Witchy weathervanes and woodsmoke
I love to walk down the high street of our village at dusk, just before the curtains are pulled close, to catch a glimpse of others’ inside worlds. At this time of year the perfume of woodsmoke and the nip in the air add to the atmosphere. You feel almost as if you could step back in time into those timber-framed dwellings, while the witchy weathervanes and the swirls of pargetting suggest that the past and its mysteries are merely a step away.
This homely feel as you peer into the pastel-painted snugs of neighbours is deceptive. Not so long ago, this part of Suffolk was a hotbed of suspicion and persecution, and that witch atop the weathervane serves as a reminder of dangerous times.
From 1599 to 1694 a series of witch trials took place a few miles away in Bury St Edmunds. The most famous was that of 1645, overseen by Matthew Hopkins, the Witchfinder General.18 people – 16 women and two men – were executed in one day as a result. And this was only one of 124 witch trials that took place in Suffolk that same year…
More evidence of the fear of witches can be seen quite clearly today.

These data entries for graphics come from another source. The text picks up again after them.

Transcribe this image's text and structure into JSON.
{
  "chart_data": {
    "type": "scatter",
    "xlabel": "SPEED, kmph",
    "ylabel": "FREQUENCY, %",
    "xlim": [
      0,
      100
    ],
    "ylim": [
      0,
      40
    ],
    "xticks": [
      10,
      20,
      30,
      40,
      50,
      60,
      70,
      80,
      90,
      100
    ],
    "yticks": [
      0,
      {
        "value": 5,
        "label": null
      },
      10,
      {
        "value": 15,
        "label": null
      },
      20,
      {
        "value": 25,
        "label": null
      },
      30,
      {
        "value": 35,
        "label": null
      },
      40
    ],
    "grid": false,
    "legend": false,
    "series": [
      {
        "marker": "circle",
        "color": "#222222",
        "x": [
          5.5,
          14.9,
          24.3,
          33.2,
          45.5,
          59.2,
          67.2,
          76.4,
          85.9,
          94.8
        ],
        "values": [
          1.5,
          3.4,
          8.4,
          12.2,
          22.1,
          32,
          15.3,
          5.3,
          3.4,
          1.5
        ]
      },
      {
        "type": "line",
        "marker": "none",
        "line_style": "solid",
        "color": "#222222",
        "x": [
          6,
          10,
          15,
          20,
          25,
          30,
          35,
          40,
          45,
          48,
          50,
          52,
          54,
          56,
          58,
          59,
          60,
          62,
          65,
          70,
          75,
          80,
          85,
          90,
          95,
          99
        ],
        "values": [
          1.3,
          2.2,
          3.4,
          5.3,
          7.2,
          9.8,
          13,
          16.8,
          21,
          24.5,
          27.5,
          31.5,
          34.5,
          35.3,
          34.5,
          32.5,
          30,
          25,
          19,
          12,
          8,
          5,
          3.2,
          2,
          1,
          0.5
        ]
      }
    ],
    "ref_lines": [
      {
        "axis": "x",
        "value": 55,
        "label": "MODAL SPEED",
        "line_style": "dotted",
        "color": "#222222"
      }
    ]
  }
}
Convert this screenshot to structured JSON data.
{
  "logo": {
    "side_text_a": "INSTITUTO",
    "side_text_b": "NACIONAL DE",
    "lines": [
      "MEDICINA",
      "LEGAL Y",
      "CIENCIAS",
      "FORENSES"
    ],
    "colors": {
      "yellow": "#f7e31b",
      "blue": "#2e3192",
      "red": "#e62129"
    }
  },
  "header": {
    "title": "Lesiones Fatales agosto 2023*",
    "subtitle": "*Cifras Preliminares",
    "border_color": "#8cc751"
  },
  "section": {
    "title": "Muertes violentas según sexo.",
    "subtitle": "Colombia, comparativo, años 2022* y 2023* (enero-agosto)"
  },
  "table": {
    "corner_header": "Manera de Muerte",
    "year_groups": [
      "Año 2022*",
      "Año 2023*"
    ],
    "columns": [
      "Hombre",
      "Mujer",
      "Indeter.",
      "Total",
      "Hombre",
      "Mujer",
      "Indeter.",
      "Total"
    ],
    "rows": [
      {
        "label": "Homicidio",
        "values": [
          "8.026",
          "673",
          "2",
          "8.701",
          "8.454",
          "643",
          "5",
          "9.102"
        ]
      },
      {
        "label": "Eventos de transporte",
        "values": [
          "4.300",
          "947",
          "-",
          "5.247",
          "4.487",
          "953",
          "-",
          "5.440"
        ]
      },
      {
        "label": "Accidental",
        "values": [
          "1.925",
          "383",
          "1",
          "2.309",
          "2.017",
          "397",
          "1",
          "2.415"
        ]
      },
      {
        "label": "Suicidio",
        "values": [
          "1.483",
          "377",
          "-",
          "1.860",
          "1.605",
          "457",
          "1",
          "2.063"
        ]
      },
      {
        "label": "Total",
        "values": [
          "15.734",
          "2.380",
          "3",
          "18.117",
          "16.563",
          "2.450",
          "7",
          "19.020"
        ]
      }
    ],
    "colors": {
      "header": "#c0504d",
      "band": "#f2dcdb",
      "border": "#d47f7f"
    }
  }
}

In one old farmhouse, just down the road from where I type, marks made from candle flames can still be seen upstairs, where they were believed to ward off evil or protect against a possessed member of the household. The ‘possessed’ may simply have been a sleepwalker, the marks’ proximity to bedrooms suggesting so.
Desiccated cats – often placed in the walls of newly-built homes centuries ago to ward off evil - are a regular feature here too – one has been hanging up in the bar of The Nutshell pub in Bury St Edmunds for years, and you can come face to face with Rameses at the Guildhall in Lavenham. Bottles and shoes would also be placed strategically to protect against witches.
It’s not all scary though. Our village was once home to a priory of Augustinian canons, founded in 1100. The remains of the priory church and tomb slabs can be seen today, in the lawn of what is now a private house. It may be spooky to think of the goings-on 900 or more years ago, but I have only ever felt a surge of positive benevolence in the vicinity of the building.
Suffolk’s historic backdrop has inspired some of my own unusual experiences.
Close to the site of the Order of the Holy Cross of Welnetham, the Crutched Friars, I was met by a shimmering mass of energy, almost – but not quite – in human form one dark October evening when I opened my front door. Again, there was no feeling of malevolence, it was just like a friend popping round to say hello, or beware, or may peace be upon you.
I am happy to share my village with the imprints of my forebears, even those accused of witchcraft, the monks, the Roman soldiers who once stood guard on the corner there, and the Anglo Saxons who left burial urns and a fine gold cross to mark their place in history. They were friendly folk, I’m sure. What I find more infinitely more chilling are the witchfinders and the self-proclaimed mark makers and the finger pointers, who sought persecution and terrorised a peaceful place.